Do they make the same mistakes over and over again?
“Stop setting yourself on fire to keep someone else warm.” – Unknown
Dysfunctional relationships are a result of systematic emotional neglect starting in each person individually way before the relationship.
Why? Everybody carries their own emotional and mental wiring and their conscious and subconscious beliefs, values, and fears that are molded by their experiences, their family, parents, friends, etc.
It’s important to advocate empathy and give second chances, but it’s also important to teach hurt people to stand up for themself.
Every situation is unique and that’s exactly why general rules don’t always apply – especially when it comes to something so intimate, personal, and vulnerable.
However, in order to protect people who are being abused, stressing the importance of self-advocacy, setting personal boundaries, asking for help, encouraging them to speak up, and validating their experiences and traumas is a must.
There’s no change if the change doesn’t start inside of us first. Toxic behavior is supported by an inability to leave old beliefs that don’t serve us and insisting that only what we see and do is right.
Other than that, it’s crucial to accept our emotional side and practice vulnerability.
People fail to notice that excess of pain at one point in the life of a human being is often what later causes something that looks like insensibility.

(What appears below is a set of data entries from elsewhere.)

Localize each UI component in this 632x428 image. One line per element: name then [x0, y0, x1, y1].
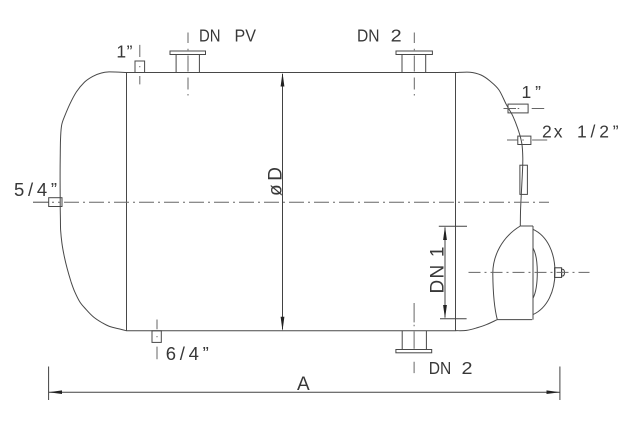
nozzle DN PV flange plate [170, 51, 206, 55]
nozzle DN 2 top neck [401, 55, 403, 73]
bracket lug on right head [520, 165, 528, 194]
centerline nozzle DN 2 bottom [413, 303, 415, 373]
dimension oD line [282, 74, 284, 330]
manway fitting cap [562, 269, 565, 276]
manway flange face line [532, 226, 534, 320]
nozzle 2x 1/2 inch right side [518, 136, 531, 144]
nozzle DN PV neck [175, 55, 177, 73]
svg-text:2: 2 [462, 358, 473, 378]
nozzle DN 2 bottom flange plate [396, 350, 432, 353]
centerline nozzle DN 2 top [413, 33, 415, 96]
centerline nozzle 6/4 bottom [156, 320, 158, 360]
svg-text:1”: 1” [116, 42, 132, 62]
dimension DN 1 extension top [439, 225, 467, 227]
nozzle 1 inch right side [508, 104, 528, 113]
nozzle 1 inch top-left square [135, 61, 145, 73]
manway dome outer arc [533, 229, 555, 314]
manway neck left arc [493, 226, 521, 320]
svg-text:DN 1: DN 1 [428, 247, 449, 294]
arrowhead A right [547, 390, 560, 394]
arrowhead DN1 up [443, 226, 447, 240]
dimension DN 1 line [444, 228, 446, 318]
nozzle 5/4 leader line [33, 201, 49, 203]
dimension A left tick [48, 367, 50, 401]
centerline nozzle 1 inch right [504, 108, 545, 110]
centerline nozzle 1 inch top-left [139, 45, 141, 85]
arrowhead oD down [281, 317, 285, 331]
vessel top shell line [127, 72, 456, 74]
svg-text:5/4”: 5/4” [14, 179, 57, 200]
svg-text:1”: 1” [522, 82, 542, 102]
right dished head upper [456, 72, 523, 226]
dimension DN 1 extension bottom [440, 318, 467, 320]
centerline nozzle DN PV [187, 33, 189, 96]
centerline nozzle half inch right [507, 139, 547, 141]
manway horizontal centerline [469, 271, 590, 273]
dimension A line [49, 391, 560, 393]
arrowhead oD up [281, 73, 285, 87]
svg-text:DN: DN [199, 26, 221, 46]
dimension A right tick [559, 367, 561, 401]
left head tangent seam [126, 73, 128, 331]
manway bottom edge [497, 319, 532, 321]
nozzle DN 2 bottom neck [401, 331, 403, 350]
svg-text:PV: PV [235, 26, 257, 46]
svg-text:2x: 2x [542, 121, 563, 141]
svg-text:2: 2 [391, 26, 402, 46]
left dished head [60, 72, 126, 331]
svg-text:DN: DN [357, 26, 380, 46]
nozzle 6/4 inch bottom square [152, 331, 161, 343]
right head tangent seam [455, 73, 457, 331]
svg-text:1/2”: 1/2” [577, 121, 619, 141]
manway top edge [520, 225, 533, 227]
right dished head lower [456, 320, 498, 331]
svg-text:DN: DN [429, 358, 452, 378]
manway fitting body [555, 268, 562, 278]
vessel bottom shell line [127, 330, 456, 332]
svg-text:A: A [297, 374, 310, 395]
svg-text:6/4”: 6/4” [166, 343, 209, 364]
main horizontal centerline [52, 201, 549, 203]
arrowhead DN1 down [443, 305, 447, 319]
svg-text:øD: øD [266, 167, 287, 196]
manway dome inner arc [533, 248, 537, 298]
nozzle DN 2 top flange plate [396, 51, 432, 55]
nozzle 5/4 inch left side [49, 198, 62, 207]
arrowhead A left [49, 390, 62, 394]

Sometimes a lack of empathy or an inability to understand the other is nothing but a refusal to allow the potential pain that comes from feelings we once felt when we got hurt.
To love and to feel is already a gamble. We usually can’t predict our feelings and we’re extremely scared of pain. That’s why we create the culture of not caring.

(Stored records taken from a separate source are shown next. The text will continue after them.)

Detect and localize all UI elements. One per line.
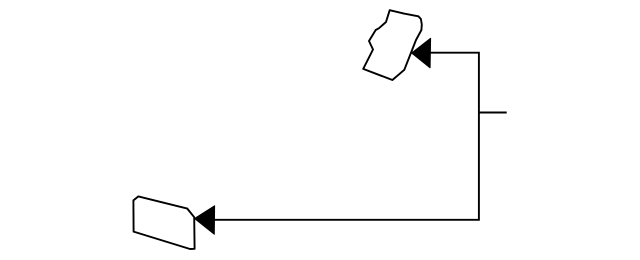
arrowhead into node A (top) bbox=[412, 38, 431, 68]
wire (top horizontal segment, vertical segment, bottom horizontal segment) bbox=[215, 53, 479, 220]
arrowhead into node B (bottom) bbox=[195, 206, 215, 234]
node A (sketchy polygon shape, top) bbox=[363, 10, 422, 80]
wire (tick stub at right of vertical segment) bbox=[479, 112, 507, 114]
node B (sketchy box with clipped corners, bottom-left) bbox=[133, 196, 194, 249]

To say that we don’t care is to prolong the existing anguish and strip ourselves from the opportunity to grow and explore ourselves. Saying I can’t live without something/someone is the different side of the same coin.
One standpoint refuses to take action because of the underlying fear and the other standpoint doesn’t want to take responsibility for the same reason.
Without pain, there’s no growth. Without growth, there’s no going forward, there’s no change.
For some people taking the first step means admitting their addiction or bad behavior. For others it means admitting that someone is using them and having the courage to leave the situation they’re in.
It’s scary to change your life completely and leave the things that once made you feel safe. It’s scary to leave something we’re familiar with and change it for uncertainty.
However, it’s the only way for things to change for the better. There’s no magical way to escape bad and painful things. It’s not enough to just think that things will change or pass – you must take action.
It’s possible to have a healthy and good life after a difficult relationship, you just have to believe in yourself and be determined to reach your goal.